2019 saw us gather oral history and interpret the history of Kodak in Hemel Hempstead.
With the help of funding from SHARE Museums East Hidden History programme we were able to firstly, gathering the memories of staff who once worked for Kodak and secondly, create an exhibition in the Marlowes Shopping Centre. The exhibition subsequently attracted over 3,075 visitors and the overall theme explored the experiences of people who worked for Kodak in Hemel Hempstead and how the area became known as ‘Kodak Town’.
Over the period of 3 months, prior to the exhibition, staff and volunteers set up stalls and gave talks at various events and community groups across the borough. We attended events such as Armed Forces Day but we also reached out to community groups like U3A groups and Kodak reunions. The purpose was to ‘get the word out’ about our exhibition and subsequently get people, who once worked for Kodak, signed up to being interviewed. We had 25 interviews recorded, quotes of which were used in the exhibition. We discovered some interesting stories and gained insight into the scale of Kodak’s operations in the area and the different sites around the town.
For this project we hosted 3 object handling sessions at Berkhamsted Arts and Crafts shop. We used the opportunity to share with younger audiences about the art of film photography, many of whom had never seen film or handled a film camera before. We began each session talking about the history of photography, going through the decades and handling old fashioned cameras.
The participants were then each given a 12”X12” canvas to decorate in any way they liked. Of course their artwork needed to be inspired by the Kodak and they had to incorporate a camera somewhere in their work. Some put this obviously, others more subtly. One was even reflected in the eye of a bumble bee.
During the session and if the weather was nice (which was the case for 2 out of the 3 workshops) they were able to create their own piece of light sensitive paper. This meant laying out interesting shaped items such as jewellery, doilies and sequins on to a sheet of paper and exposing it to sun light. After a few minutes we removed the items and an imprint was left on the material.
Both the light sensitive paper and the a total of 50 works on canvas were then displayed in our exhibition.
Once again the Marlowes Shopping Centre provided us with the use of an empty shop unit for which we are very grateful. The exhibition opened with the private viewing event on Friday 18th October, with speeches of welcome and introduction. The Mayor of Dacorum, Cllr. Terry Douris, cut the ‘ribbon’, which was a length of negative film provided by Kodak especially for the opening. “Amazing, fascinating, thoroughly interesting, just a few ways of describing the ‘Hidden History of Kodak’ exhibition in the Marlowes Shopping Centre that I have had the pleasure of opening. I will definitely be back before the end of the month to look at all the work and history that have been put beautifully together by the Dacorum Heritage Trust, a simply fantastic must see exhibition” Cllr. Terry Douris (Mayor of Dacorum)
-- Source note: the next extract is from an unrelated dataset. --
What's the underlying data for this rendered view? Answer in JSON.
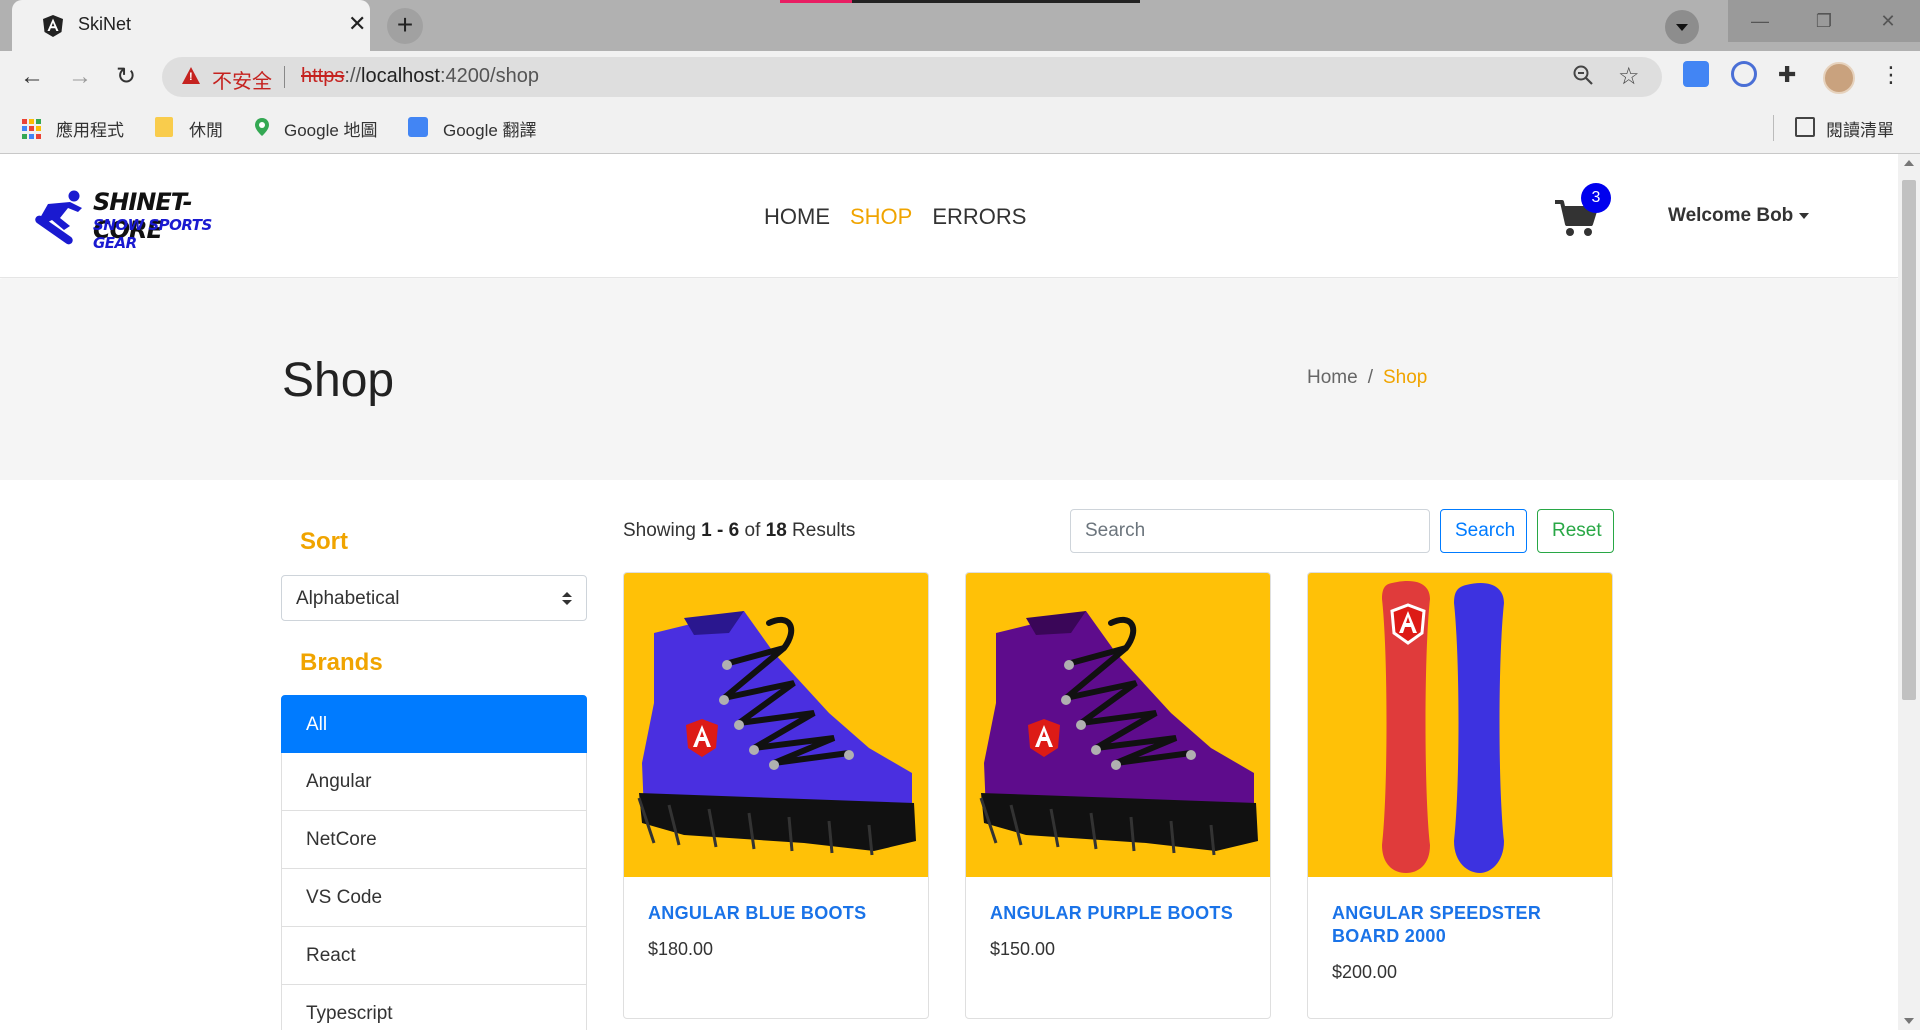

We would like to thank our amazing volunteers specially ones who constructed and painted a 1:50 scale model of the Kodak Tower showing how it was prior to its conversion a few years ago.
Feedback from the exhibition visitors was very positive. They stated that they enjoyed seeing the exhibition and want us to do more in the future. Visitors found it interesting and informative, and many said that it rekindled old memories.